Code Engine: Job invocation

To test the Code Engine job manually, click the Submit job button on the Code Engine job UI, or submit the job using the command line:

# submit job
ibmcloud code-engine jobrun submit --name datapipeline-jobrun --job datapipeline-job

# check jobrun status
ibmcloud code-engine jobrun get --name datapipeline-jobrun

# get logs
ibmcloud code-engine jobrun logs --instance <JOBRUN_INSTANCE_NAME>

Code Engine: Logging and monitoring

View the logs for the job using the command line, or click Launch logging and Launch monitoring to open the logging and monitoring windows, respectively. The logs are helpful for debugging issues with the job.

Launch the logging and monitoring windows in IBM Cloud Code Engine

Code Engine: Job automation

For the Code Engine job to subscribe to an Object Storage event, the notification manager role must be assigned to the Code Engine. See the instructions on assigning roles in Working with the IBM Cloud Object Storage event producer in the IBM Cloud docs.

Assign a role to IBM Cloud Code Engine

We can now create an event subscription in the Code Engine project.

Create an event subscription in IBM Cloud Code Engine project

See Subscribing to IBM Cloud Object Storage events for an application in the IBM Cloud docs for instructions.

Subscribing to IBM Cloud Object Storage events

Data handler

The Code Engine job reads the data file from the Object Storage bucket and pushes data records to an Event Streams topic. A data handler is also included in the demo, which consumes events from Event Streams topic, further processes the data if needed, and writes the data back to output Object Storage bucket. You can simply run the sample script at bin/script_consumer.sh to start the event consumer. The event consumer gets no message until the event producer or Code Engine job is run.

# Build project
cd $PROJECT_DIR
mvn clean compile assembly:single

# start consumer locally and listen for messages (update the settings first)
$PROJECT_DIR/bin/script_consumer.sh

Here is the sample output.
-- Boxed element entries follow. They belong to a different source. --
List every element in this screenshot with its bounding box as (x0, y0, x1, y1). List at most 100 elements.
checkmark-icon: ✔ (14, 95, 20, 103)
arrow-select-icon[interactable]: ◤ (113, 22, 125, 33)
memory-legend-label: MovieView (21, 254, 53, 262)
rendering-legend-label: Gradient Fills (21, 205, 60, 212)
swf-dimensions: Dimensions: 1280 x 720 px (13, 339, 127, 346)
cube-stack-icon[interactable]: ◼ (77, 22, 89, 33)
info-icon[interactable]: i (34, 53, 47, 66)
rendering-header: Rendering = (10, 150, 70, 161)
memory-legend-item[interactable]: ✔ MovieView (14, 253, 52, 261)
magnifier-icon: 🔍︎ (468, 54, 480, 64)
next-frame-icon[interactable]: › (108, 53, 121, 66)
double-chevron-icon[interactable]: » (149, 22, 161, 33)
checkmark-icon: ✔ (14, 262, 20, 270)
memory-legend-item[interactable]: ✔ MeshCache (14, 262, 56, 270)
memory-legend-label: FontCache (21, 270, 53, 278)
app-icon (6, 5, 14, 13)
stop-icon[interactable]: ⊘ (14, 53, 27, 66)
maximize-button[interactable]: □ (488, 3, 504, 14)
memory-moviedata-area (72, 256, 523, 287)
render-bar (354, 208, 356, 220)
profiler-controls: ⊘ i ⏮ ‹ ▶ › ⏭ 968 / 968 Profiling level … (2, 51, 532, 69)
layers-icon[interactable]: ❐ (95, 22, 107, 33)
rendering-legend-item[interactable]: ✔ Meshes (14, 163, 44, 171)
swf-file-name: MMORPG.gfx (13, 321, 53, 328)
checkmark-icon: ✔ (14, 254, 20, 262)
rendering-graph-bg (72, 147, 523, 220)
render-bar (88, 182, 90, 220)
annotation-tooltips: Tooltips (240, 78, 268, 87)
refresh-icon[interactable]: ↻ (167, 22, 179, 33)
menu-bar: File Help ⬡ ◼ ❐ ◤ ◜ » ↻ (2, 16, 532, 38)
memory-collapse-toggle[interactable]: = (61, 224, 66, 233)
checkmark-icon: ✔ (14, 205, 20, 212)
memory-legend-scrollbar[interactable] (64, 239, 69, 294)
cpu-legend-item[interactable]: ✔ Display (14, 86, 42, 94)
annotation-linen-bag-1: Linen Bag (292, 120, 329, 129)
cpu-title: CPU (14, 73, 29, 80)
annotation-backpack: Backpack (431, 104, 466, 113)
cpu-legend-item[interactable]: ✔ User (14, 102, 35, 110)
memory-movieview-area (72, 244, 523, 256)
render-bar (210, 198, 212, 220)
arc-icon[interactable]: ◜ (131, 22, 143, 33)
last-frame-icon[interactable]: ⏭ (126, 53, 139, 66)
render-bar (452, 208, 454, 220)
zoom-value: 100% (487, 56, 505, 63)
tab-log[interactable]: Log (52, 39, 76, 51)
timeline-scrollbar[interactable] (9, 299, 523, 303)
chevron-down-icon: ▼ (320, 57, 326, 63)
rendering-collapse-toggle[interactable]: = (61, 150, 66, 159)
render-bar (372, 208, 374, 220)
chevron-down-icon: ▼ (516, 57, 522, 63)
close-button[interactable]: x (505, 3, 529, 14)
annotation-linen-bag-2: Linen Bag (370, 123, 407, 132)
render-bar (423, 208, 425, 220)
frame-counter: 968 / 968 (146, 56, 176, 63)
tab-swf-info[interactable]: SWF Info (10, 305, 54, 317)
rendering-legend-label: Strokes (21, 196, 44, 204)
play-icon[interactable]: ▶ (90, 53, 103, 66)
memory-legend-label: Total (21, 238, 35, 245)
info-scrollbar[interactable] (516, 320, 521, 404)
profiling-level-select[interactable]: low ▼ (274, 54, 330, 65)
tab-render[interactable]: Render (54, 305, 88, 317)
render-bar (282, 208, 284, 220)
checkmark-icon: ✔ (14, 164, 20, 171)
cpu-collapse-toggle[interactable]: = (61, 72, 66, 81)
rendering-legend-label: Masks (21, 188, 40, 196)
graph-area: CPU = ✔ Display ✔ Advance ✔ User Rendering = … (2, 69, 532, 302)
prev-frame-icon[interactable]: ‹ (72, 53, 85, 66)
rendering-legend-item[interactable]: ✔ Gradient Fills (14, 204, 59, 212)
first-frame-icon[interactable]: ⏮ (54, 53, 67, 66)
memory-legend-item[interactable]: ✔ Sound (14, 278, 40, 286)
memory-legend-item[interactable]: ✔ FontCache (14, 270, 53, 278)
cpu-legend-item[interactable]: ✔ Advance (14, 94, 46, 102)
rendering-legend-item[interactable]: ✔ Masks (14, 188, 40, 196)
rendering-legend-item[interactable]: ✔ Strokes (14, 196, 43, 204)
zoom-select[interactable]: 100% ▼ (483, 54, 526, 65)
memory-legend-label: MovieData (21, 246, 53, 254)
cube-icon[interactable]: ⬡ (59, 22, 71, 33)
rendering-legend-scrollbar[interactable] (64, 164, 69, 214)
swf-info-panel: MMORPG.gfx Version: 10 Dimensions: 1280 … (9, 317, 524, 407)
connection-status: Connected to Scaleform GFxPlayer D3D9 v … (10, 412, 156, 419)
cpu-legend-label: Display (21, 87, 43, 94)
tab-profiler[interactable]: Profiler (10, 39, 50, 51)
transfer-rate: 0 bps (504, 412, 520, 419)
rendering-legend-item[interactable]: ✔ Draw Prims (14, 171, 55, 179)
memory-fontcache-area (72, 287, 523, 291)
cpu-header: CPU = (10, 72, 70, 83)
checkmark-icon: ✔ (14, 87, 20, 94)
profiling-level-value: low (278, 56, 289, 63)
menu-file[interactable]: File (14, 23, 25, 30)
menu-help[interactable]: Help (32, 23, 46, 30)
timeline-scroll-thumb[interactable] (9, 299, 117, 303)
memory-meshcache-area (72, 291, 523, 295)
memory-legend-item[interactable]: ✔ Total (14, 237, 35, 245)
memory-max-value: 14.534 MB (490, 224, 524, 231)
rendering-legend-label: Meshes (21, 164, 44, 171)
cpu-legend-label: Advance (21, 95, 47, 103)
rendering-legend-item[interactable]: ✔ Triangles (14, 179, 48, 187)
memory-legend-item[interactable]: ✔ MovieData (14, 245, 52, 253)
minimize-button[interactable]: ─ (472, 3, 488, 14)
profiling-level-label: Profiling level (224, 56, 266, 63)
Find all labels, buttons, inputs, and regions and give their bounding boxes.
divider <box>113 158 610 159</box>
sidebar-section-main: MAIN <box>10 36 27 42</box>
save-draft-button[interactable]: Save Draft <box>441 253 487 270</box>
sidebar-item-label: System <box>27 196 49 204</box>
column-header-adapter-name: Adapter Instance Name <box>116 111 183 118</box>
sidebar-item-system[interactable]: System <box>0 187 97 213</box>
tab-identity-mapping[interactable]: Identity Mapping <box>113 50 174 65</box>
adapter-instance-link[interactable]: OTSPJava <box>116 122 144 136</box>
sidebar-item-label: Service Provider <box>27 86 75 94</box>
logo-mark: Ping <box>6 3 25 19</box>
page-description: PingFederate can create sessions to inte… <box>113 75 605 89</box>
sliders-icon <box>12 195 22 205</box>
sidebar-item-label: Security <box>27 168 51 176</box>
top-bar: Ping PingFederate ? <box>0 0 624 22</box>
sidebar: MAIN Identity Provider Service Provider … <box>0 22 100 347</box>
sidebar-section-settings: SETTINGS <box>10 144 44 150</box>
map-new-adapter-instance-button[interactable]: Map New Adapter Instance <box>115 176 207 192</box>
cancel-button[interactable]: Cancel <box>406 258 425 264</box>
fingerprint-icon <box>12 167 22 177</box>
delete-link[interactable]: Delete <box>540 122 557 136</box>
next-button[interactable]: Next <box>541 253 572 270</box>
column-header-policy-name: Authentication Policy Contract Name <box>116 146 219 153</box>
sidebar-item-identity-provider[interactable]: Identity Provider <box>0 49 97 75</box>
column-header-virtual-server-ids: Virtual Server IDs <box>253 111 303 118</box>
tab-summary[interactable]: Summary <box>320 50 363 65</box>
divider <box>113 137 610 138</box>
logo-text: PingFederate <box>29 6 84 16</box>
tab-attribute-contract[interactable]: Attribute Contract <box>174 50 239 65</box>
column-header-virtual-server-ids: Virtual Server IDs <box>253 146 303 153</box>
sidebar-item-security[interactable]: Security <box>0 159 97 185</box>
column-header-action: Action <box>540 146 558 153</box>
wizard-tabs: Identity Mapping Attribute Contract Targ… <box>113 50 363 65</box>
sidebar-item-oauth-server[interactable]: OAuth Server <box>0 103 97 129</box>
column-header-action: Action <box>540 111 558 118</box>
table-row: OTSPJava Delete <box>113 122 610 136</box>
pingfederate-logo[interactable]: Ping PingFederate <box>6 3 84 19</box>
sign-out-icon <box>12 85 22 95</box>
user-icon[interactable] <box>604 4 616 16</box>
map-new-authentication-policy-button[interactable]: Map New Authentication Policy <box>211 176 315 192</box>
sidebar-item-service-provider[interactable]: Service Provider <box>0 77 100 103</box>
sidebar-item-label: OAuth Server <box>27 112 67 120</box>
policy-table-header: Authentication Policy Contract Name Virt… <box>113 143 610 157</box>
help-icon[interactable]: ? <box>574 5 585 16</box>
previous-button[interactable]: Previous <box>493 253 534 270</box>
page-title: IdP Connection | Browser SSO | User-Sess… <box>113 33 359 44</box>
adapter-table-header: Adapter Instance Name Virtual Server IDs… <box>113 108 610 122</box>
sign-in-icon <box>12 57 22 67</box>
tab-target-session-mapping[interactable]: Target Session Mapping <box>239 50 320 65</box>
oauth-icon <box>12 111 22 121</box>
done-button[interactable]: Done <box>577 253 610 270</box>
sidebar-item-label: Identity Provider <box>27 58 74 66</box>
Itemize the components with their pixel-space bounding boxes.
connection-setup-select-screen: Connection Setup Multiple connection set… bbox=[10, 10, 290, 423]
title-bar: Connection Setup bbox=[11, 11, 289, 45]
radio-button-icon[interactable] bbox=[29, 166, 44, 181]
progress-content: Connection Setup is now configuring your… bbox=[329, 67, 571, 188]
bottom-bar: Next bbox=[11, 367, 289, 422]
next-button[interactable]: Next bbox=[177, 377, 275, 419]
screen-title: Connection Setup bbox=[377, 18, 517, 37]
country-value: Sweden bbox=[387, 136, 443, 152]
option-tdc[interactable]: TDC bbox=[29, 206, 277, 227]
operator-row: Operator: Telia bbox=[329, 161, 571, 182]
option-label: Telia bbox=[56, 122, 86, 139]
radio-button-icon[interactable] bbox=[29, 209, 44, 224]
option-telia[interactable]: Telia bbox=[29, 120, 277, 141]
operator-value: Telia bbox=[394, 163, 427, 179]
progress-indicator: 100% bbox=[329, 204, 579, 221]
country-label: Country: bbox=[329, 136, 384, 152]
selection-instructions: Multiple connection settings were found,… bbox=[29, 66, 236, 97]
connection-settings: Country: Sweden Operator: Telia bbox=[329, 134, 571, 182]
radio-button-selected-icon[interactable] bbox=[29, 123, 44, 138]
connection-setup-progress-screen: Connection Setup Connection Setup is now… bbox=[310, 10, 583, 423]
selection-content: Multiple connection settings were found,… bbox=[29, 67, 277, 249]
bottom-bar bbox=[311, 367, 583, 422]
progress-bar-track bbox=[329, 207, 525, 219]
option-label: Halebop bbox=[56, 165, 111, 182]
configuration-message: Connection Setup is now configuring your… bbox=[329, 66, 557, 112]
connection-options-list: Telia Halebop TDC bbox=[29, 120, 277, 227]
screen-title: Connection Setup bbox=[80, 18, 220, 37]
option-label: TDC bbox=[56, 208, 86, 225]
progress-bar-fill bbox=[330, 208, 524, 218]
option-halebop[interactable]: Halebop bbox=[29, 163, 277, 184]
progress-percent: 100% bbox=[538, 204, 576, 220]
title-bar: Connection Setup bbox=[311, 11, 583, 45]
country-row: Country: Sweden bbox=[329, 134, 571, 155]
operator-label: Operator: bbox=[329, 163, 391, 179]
Be careful not to print or log the messages if they contain sensitive information.

Sample output from IBM Cloud Object Storage

Sample data usage

The batch data file has now gone through the entire journey, from on-premises, to being saved in the input Object Storage bucket in the cloud and being processed by Code Engine job, pushed to Event Stream topic, consumed by the data handler, and eventually persisted on an output Object Storage bucket. It is ready to be used by various applications, whether to build AI models, generate reports, combine with data from other sources, or provide new data or trained models back to on-premises systems.

In this demo, we use the sample data from the IBM Cloud Pak for Data Financial Markets Customer Attrition accelerator. We can continue with the accelerator now to create a data catalog or build models with the data.

Summary

To retain the core strengths and attributes of the IBM mainframe platform and to leverage extensive cloud services, security and regulatory compliance programs of IBM Cloud, a hybrid cloud strategy can be adopted.

Depending on the use cases, concrete requirements such as data format, frequency, volume, replication factor, and security can vary. Data from on-premises can be made available to the cloud using different data integration patterns.